A new meaning for office politics Audrey Mathews has worked hard to get here. Now she’s up for a promotion and nothing will stand in her way—including Zach Black. He’s hot, smart and the competition. When they’re assigned to the same project, she’s shocked at how much she actually likes about him and how much she misjudged him.
Before long Audrey is seriously falling for Zach—and indulging in an affair that’s against company policy. And the stakes rise when it’s clear only one of them can get ahead. So where do they draw the line between competition and love? Especially when she doesn’t want to lose either the promotion or the guy .
Yes, this book is sold with “Favourite” in the title, but I can’t find a cover for it!
I don’t know what’s going on, but this is #2 in a series, and for the life of me I can’t find #1 available for non-Americans. So I didn’t read it first!
Sarah Mayberry is probably the most contemporary of authors in the SuperRomance line. Her characters live in cities, not impossibly idyllic small towns. They work in office jobs, not bakeries or knitting supply stores. They use the internet and social media and other modern technology. They go to wine bars for tapas, not the local diner for a milkshake and pie.
In other words, these are real people who actually live in the twenty-first century, and it’s very refreshing!

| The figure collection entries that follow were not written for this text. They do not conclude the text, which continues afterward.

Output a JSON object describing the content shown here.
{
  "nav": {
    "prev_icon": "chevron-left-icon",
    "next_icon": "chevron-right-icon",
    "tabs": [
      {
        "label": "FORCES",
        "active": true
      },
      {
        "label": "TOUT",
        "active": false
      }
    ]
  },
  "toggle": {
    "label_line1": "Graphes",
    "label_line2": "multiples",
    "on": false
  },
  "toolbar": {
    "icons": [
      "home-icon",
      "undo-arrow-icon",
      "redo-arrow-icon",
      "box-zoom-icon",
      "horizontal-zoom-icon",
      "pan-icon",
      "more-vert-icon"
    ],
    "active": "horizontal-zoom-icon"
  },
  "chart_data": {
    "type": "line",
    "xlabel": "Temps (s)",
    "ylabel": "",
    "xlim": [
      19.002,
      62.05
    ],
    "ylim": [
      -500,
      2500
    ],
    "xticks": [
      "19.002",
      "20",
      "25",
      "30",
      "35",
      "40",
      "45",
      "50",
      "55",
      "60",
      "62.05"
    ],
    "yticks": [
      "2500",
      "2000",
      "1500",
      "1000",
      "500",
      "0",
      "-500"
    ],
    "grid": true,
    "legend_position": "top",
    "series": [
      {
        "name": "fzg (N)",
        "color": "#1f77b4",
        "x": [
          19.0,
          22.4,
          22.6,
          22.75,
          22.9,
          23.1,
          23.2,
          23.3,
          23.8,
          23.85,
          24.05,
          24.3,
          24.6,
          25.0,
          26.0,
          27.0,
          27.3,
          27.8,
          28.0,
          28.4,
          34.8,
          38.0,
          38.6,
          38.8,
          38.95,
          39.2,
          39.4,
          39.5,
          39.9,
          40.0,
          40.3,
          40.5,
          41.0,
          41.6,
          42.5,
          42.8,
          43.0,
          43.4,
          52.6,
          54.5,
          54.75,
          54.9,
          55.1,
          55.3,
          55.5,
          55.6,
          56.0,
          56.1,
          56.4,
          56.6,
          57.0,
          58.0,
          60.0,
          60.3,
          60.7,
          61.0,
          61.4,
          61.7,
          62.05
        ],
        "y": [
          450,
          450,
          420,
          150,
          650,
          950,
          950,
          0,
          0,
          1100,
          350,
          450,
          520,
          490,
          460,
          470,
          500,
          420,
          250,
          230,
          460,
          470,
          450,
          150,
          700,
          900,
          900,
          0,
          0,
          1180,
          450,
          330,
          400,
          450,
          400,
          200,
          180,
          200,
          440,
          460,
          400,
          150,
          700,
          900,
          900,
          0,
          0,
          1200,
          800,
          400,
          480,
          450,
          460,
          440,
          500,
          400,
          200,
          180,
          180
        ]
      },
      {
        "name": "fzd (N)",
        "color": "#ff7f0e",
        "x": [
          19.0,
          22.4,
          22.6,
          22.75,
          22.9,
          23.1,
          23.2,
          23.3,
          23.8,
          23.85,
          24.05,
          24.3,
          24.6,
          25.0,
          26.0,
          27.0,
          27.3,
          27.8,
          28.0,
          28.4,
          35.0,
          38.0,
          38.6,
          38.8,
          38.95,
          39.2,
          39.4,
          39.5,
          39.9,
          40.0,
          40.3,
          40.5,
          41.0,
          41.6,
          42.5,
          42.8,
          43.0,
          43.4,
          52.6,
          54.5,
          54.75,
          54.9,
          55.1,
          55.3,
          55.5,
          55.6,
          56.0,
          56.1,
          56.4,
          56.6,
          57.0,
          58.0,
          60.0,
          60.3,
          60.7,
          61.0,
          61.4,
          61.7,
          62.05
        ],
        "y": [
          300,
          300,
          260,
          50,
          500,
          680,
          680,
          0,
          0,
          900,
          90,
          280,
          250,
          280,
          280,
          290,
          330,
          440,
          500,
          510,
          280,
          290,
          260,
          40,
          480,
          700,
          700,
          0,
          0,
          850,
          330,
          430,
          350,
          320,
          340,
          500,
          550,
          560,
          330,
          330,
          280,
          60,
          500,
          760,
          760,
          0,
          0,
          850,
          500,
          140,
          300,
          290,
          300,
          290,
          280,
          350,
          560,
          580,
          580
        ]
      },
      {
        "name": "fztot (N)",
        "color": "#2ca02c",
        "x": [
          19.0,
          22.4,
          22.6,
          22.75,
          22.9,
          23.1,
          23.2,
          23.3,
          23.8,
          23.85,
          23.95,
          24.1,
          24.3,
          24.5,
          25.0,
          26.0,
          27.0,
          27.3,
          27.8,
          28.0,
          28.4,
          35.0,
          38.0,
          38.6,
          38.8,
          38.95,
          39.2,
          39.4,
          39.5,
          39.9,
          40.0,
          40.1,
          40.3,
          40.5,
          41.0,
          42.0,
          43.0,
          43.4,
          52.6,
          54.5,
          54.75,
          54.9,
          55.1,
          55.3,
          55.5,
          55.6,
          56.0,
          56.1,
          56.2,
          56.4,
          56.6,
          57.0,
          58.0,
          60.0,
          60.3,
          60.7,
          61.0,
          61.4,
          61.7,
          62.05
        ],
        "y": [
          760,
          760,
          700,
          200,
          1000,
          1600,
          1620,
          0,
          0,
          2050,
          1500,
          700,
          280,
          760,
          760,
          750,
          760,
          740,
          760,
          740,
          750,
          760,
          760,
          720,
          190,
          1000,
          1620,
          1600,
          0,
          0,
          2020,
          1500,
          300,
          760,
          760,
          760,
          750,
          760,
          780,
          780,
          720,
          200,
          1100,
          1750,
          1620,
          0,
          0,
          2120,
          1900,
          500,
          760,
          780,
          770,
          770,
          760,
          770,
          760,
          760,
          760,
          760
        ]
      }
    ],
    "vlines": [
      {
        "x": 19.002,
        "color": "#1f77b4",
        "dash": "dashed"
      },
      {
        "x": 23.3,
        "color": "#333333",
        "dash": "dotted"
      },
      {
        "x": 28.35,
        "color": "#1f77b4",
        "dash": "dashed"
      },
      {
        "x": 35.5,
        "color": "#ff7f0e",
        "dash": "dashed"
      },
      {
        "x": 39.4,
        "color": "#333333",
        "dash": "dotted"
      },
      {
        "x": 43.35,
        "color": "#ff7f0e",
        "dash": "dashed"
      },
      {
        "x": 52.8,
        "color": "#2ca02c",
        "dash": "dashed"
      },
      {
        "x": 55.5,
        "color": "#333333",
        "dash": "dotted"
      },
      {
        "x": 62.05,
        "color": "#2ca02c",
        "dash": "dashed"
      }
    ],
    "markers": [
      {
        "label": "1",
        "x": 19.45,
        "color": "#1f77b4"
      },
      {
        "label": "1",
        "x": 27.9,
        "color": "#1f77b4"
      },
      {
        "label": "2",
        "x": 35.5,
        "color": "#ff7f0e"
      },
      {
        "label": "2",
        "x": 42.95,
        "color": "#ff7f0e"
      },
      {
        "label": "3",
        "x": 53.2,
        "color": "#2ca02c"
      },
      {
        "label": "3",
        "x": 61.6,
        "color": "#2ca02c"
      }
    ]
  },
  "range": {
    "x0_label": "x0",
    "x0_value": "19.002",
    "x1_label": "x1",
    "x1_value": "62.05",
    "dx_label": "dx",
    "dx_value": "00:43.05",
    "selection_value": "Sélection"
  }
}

I’m not sure this is my favourite book by Mayberry, because she’s set a high standard and I still have a soft spot for some earlier books. However, you can essentially count on anything you pick up by this author being very, very good.
I liked a lot of things about the characters in this book. They were genuinely nice, good people who just happened to be very ambitious. The heroine was a few years older than the hero. She looked normal and dressed normally. She was easy to relate to. Same with the hero. The relationship progressed the way you could imagine it progressing in real life. It was nice.
Her Favourite Rival was simply a solid, contemporary romance. For those frustrated with the 1950s feel to a lot of books in this genre, this one will make for a nice change.